Mengenal kedahsyatan akhirat tidak harus berarti memisahkan antara
perkara agama (Islam) dengan perkara dunia, hingga seakan-akan yang kita
sebut agama (Islam) itu pasti harus menjauh dari dunia. Padahal, justru
agama (Islam) itulah yang diturunkan oleh Allah SWT untuk mengatur
urusan dunia, demi keselamatan manusia di akhirat kelak. Selama ini kita
cenderung meyakini bahwa ummat Islam haruslah dipisahkan dari
perkembangan sarana dunia seperti teknologi, media, ataupun
kemajuan-kemajuan lainnya, yang mungkin itu semua adalah karena kita
menyetujui istilah-istilah yang diciptakan oleh musuh-musuh Islam
sendiri, seperti istilah pembedaan antara Islam dan Barat misalnya, yang
mana dengan menerima istilah tersebut sebagai kenyataan, maka kita pun
akan lantas menjaga jarak dan bahkan menjauhi Barat yang konon adalah
tempat bagi para penguasa dunia. Padahal, Timur ataupun Barat, semuanya
hanyalah milik Allah SWT, dan bukan milik non-Muslim. Kita mungkin
sering ketakutan sendiri dengan istilah ‘Islam versus Barat’ yang
dibuat-buat oleh mereka, padahal bisa jadi itu akan justru membatasi
jangkauan dakwah agama Islam itu sendiri, dan padahal istilah yang benar
adalah ‘Islam versus kekafiran’, dan bukan ‘Islam versus Barat’
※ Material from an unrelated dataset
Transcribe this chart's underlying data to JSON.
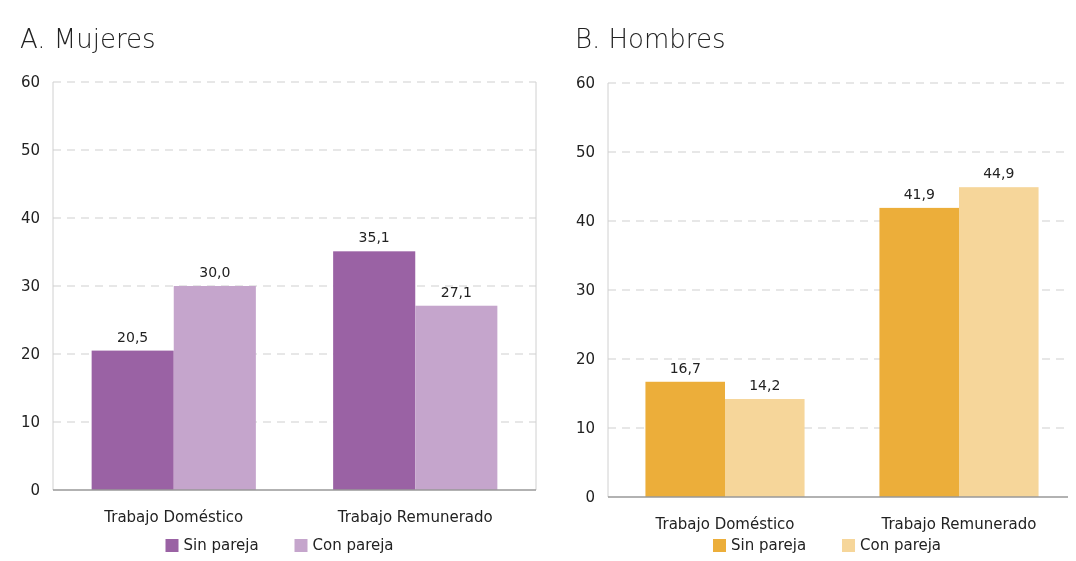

tersebut. Kita justru seharusnya mendekati Barat agar dapat menyerukan
Islam di sana, karena Barat adalah bumi Allah SWT juga. Kita tentu juga
akan justru bergembira ketika semakin banyak ummat manusia di Barat yang
turut bergabung dengan kita dalam agama yang lurus ini, agar
kerusakan-kerusakan aqidah dan syari’at yang telah diperbuat oleh
non-Muslim di sana dapat diluruskan.
Adapun penyerupaan yang tidak diperbolehkan dalam Islam, maka itu
adalah penyerupaan dengan sikap orang-orang kafir, bukan dengan Barat.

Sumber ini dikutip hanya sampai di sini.